ATP'nin “enerji verici” bir molekül olarak faydası, enerji açısından zengin fosfat bağlarının varlığı ile açıklanmaktadır. Aynı bağlar, ATP, ADP'ye hidrolize edildiğinde, yani suyun etkisiyle bir fosfat grubunu kaybettiğinde "kırılarak" büyük miktarda enerji açığa çıkarabilir. reaksiyonu hidroliz ATP aşağıdaki gibidir:

ATP, örneğin kas kasılması için gereklidir.

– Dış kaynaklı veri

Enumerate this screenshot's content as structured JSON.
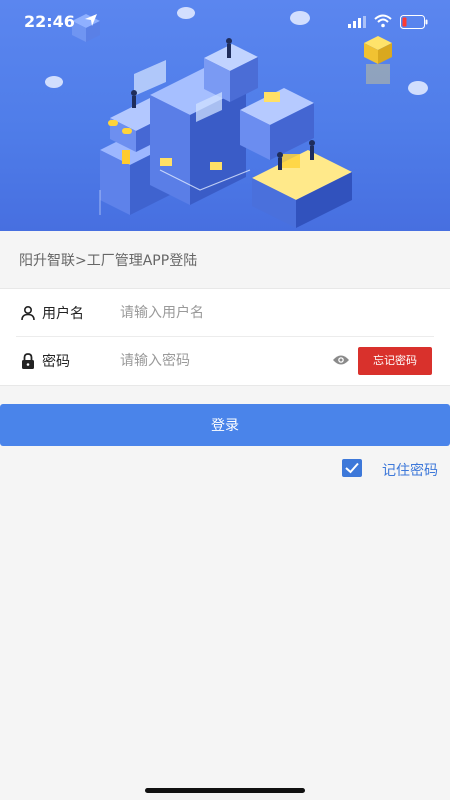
{
  "status_bar": {
    "time": "22:46",
    "icons": [
      "location-arrow-icon",
      "signal-icon",
      "wifi-icon",
      "battery-icon"
    ]
  },
  "hero": {
    "illustration": "isometric-data-center-illustration",
    "background_color": "#5b86ef"
  },
  "page": {
    "title": "阳升智联>工厂管理APP登陆"
  },
  "form": {
    "username": {
      "icon": "user-icon",
      "label": "用户名",
      "placeholder": "请输入用户名",
      "value": ""
    },
    "password": {
      "icon": "lock-icon",
      "label": "密码",
      "placeholder": "请输入密码",
      "value": "",
      "toggle_icon": "eye-icon",
      "forgot_label": "忘记密码"
    }
  },
  "actions": {
    "login_label": "登录",
    "remember_label": "记住密码",
    "remember_checked": true
  },
  "colors": {
    "primary": "#4a84ea",
    "danger": "#d9312c",
    "link": "#3d78d9"
  }
}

ATP, makromoleküllerin taşınması için anahtardır.hücre zarı (ekzositoz ve hücresel endositoz) ve ayrıca aralarında sinaptik iletişim içinnöronlar, bu nedenle gıdalardan elde edilen glikozdan sürekli sentezi esastır. için önemi bu kadardır. hayatArsenik veya siyanür gibi ATP işlemlerini engelleyen bazı toksik elementlerin yutulmasının ölümcül olduğunu ve organizmanın hızlı bir şekilde ölümüne neden olduğunu.